Because the wind was blowing against the current, we got what I've come to call "cartoon waves" or "tom and jerry waves", which I've described before. Basically, a wave comes up behind you, and is moving faster than you. It's like in a cartoon where a cat snaps a rug to bounce a fleeing mouse. We kept close to shore, and managed to avoid the effect near things that block current, but did have to deal with it in the channel.

The sunset was beautiful. As we came back, we saw huge plumes of clouds fanning out over the harbor, with clear skies to our right. The sun set and backlit the skyline, while too our left the Manhattan skyline faded to an indigo blue. The Empire State Building lit up in green and white

We landed and brought in our boats, and said our goodbyes to RH. She'll be back, but she's been integral to the functioning of the boathouse this season; she will be missed while she's away.

Monday, September 10, 2012

Paddle for a Cure

The cowgirl's back, back in the saddle in on a new trail. On Sunday September 9, I participated in the Paddle for a Cure event near Peekskill, catching a ride up with friends a renting a boat for the "poker paddle". I was in a Wilderness Systems Tempest 170, rented from the fine folks at Hudson Valley Outfitters.

PFAC is a new event; this was only its second year, and nearly tripled the number of attendees from last year - nearly 80 people all in. Contributions go to the Susan Love Breast Cancer foundation, and underwrite a riverside picnic following the poker paddle.

The poker paddle itself was the highlight of the event for me. Participants put in at Cold Spring, then paddle down to Peekskill, collecting poker cards along the way - one each from four guides stationed along the river, with a fifth card given out at the end. The winning hand gets a prize, and additional prizes are raffled off.

Here's the route:

This was a very different kayaking experience for me. While tidal, the strength of the tides this far up is diminished compared to NYC waters - which meant to actual effort was required to paddle, since the current did not exceed 1 - 1.2 knots. It's also narrow, surrounded by bucolic mountains (well, hills, as our Western brethren might say) and rocks, including Bear Mountain. We passed West Point, some lovely riverside homes (including one with a mysterious airplane in its riverfront yard), and the Bear Mountain Bridge.

Landing at Peekskill was accomplished in a plastic floating dock. One innovation was that grooves were designed into the dock, so arriving kayaks would run straight up onto the dock. As we got out, we carried our boats to a green yard, and then checked in for our final card and lunch.

I got deal a bit of a bum hand - the best I could muster was two 6s - but won a wine tasting for two in one of the raffles. Curiously enough, one of the promoters behind that prize was a woman on a paddle board, gracefully outpacing the lazier kayaks and taking photos of the event from a higher vantage point. 

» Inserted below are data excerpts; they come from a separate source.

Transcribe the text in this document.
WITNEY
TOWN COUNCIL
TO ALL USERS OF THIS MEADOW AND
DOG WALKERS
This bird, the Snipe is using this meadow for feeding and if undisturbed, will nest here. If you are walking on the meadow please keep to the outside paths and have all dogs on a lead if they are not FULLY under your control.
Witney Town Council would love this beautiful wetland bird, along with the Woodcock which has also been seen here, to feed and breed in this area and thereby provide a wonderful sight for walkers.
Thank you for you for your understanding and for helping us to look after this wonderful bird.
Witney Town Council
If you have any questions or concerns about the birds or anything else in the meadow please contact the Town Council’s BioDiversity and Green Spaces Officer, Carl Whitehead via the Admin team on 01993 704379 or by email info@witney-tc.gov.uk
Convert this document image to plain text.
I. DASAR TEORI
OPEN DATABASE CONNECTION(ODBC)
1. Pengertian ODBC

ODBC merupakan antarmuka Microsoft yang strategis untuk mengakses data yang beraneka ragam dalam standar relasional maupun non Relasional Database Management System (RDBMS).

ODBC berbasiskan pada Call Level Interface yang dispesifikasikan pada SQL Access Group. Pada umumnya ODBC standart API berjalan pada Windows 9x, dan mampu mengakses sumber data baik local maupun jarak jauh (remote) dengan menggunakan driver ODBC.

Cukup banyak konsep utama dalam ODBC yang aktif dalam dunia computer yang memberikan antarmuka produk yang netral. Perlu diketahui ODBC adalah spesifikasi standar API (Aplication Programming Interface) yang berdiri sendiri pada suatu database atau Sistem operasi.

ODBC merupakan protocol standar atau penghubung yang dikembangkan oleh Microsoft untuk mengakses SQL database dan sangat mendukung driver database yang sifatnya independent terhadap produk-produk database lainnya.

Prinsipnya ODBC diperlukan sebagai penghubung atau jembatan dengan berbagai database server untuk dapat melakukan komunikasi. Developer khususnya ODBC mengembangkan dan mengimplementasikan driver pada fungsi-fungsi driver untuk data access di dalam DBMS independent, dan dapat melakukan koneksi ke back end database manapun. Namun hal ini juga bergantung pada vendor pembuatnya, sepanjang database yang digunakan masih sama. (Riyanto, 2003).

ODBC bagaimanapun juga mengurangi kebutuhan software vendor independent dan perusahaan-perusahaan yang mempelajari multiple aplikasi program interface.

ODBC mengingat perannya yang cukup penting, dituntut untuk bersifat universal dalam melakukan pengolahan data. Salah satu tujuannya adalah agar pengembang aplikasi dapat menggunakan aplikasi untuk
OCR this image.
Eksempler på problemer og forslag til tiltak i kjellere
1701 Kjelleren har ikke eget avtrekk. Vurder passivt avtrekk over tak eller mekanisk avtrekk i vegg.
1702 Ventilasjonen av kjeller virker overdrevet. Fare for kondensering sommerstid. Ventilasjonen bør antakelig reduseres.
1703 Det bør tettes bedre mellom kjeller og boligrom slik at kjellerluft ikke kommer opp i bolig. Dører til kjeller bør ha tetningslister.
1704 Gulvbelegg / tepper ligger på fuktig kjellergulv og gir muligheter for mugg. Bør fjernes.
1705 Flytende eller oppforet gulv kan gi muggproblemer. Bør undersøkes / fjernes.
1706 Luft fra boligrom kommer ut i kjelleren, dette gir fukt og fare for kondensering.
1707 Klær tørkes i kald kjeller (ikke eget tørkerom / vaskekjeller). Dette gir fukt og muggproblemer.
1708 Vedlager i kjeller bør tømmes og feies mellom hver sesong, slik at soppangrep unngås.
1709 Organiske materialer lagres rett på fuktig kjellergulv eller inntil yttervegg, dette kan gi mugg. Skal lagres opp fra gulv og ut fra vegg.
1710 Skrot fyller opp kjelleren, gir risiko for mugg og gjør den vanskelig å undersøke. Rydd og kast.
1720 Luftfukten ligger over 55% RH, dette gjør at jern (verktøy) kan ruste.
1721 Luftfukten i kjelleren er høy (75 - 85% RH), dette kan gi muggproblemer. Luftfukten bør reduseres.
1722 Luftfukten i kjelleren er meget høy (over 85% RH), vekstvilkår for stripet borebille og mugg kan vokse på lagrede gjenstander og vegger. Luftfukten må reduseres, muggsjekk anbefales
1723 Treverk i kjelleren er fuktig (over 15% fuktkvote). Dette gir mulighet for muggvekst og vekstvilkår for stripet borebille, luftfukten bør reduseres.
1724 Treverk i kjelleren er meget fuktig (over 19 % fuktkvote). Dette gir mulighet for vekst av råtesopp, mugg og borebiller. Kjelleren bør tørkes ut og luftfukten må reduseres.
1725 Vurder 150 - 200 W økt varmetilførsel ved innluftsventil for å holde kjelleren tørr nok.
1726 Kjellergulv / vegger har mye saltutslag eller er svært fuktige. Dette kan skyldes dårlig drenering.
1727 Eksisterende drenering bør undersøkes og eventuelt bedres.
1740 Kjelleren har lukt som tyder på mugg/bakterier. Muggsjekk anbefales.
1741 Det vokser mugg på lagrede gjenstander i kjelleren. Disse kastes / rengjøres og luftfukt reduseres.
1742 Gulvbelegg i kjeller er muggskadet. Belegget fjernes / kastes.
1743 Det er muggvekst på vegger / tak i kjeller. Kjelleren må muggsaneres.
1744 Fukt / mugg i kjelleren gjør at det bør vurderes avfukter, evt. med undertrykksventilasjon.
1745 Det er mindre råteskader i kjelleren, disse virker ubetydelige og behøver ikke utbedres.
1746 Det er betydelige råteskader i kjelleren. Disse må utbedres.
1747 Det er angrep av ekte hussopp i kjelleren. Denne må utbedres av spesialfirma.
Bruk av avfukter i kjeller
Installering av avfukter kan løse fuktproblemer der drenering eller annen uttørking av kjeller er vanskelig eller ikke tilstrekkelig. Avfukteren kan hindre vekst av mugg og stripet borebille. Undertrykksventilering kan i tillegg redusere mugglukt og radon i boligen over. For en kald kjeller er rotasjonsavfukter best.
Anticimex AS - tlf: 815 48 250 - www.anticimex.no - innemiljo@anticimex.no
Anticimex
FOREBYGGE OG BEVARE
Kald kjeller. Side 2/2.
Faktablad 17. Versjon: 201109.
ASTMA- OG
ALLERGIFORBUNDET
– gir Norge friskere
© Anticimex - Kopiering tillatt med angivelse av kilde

Also in the flotilla was a rowing gig, and some tandem deck boats.

A real treat was being able to see the showroom for Atlantic Kayak Tours, located at the end of the paddle. They have a good stock of Nigel Dennis and Valley Canoe Product boats, and I finally got my eyes on some boats I'm interested in - the Anas Acuda, the NDK Greenlander, as well as some variations on the Romany and Avocet. One neat boat they had hanging on a wall was an NDK Explorer, apparently chopped up and re-attached with turnbuckles into something I'd only read about - a sectioned deck boat, each piece no more than six feet long.

I had a great time, and saw several friends, as well as made new acquaintances. I'd recommend this event for experienced paddlers and novices alike - it's an easy introduction, and there are plenty of people around in case something goes awry. It raises money and awareness for a great cause, too. I plan to go again next year.